In the Wiki Spiderweb application new nodes are initially placed at a random location close to the parent node.

Since they are all very close to each other the new nodes will have a strong repulsion force, which leads to an explosion effect where the new nodes look like an expanding cloud.

The central parent node tends to move very little, since it is equally repulsed from all its child nodes.

Already existing nodes are pushed outwards by the expanding cloud of new nodes.

The current implementation simply randomizes the x,y coordinates inside small boundaries.

The new nodes are therefore initially placed in a small square. This is actually noticeable if there are enough new nodes.
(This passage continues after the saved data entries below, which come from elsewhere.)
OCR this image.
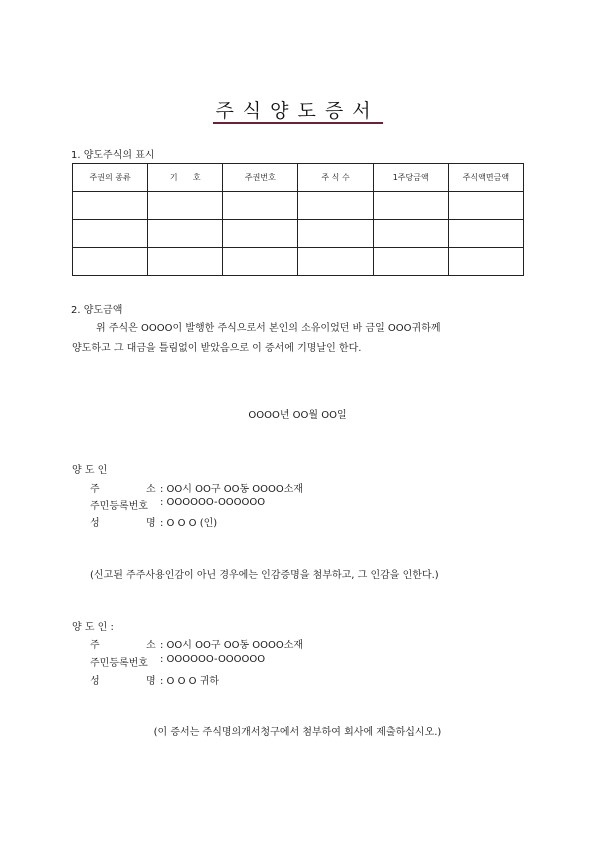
주식양도증서
1. 양도주식의 표시
주권의 종류	기      호	주권번호	주 식 수	1주당금액	주식액면금액

2. 양도금액
위 주식은 OOOO이 발행한 주식으로서 본인의 소유이었던 바 금일 OOO귀하께
양도하고 그 대금을 틀림없이 받았음으로 이 증서에 기명날인 한다.
OOOO년 OO월 OO일
양 도 인
주	소 : OO시 OO구 OO동 OOOO소재
주민등록번호 : OOOOOO-OOOOOO
성	명 : O O O (인)
(신고된 주주사용인감이 아닌 경우에는 인감증명을 첨부하고, 그 인감을 인한다.)
양 도 인 :
주	소 : OO시 OO구 OO동 OOOO소재
주민등록번호 : OOOOOO-OOOOOO
성	명 : O O O 귀하
(이 증서는 주식명의개서청구에서 첨부하여 회사에 제출하십시오.)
To improve this the new nodes could be placed randomly inside a circular radius instead of a square region.

If the new nodes are of different types (I am planning to add images and grouping nodes for chapters in the Wiki application) it would be possible to place the new nodes

grouped by type.

# Computationally intensive: O(n^2)

The basic algorithm is square and the only optimization possible is to make *n* as small as possible.

The obvious way to do this is to sort the nodes into groups and only run the algorithm with nodes close to each other.

I plan to sort the nodes into quadrants and let the nested loops of a single quadrant iterate over the 8 neighbor quadrants.

If the forces of far away nodes are considered important, the nodes of each quadrant could be aggregated into a single node and only this node would be used for the repulsion function.

# Layout can become jittery and unstable

At least my implementation that uses real elapsed time for the iterations shows this behavior.

Adaptive cooling would probably solve this issue.

# Difficult to avoid overlapping nodes.

The algorithm treats nodes as points without size.

But in reality I want to show text or images in the nodes, so many of them will overlap each other.

I attempted several modifications of the algorithm to avoid overlapping nodes but was not happy with the results.

These modifications tried to make the repulsion function aware of whether any nodes where overlapping.

Unfortunately did lead to unstable local minimas, so that the graph became jittery and did not find a stable solution.

Maybe a smarter function without any discontinuities would work.

I also plan to investigate the PRISM algorithm as soon as I have time.

# Nodes can end up very close to each other.

Graphs with many interconnected nodes can end up with some nodes being forced very close to each other.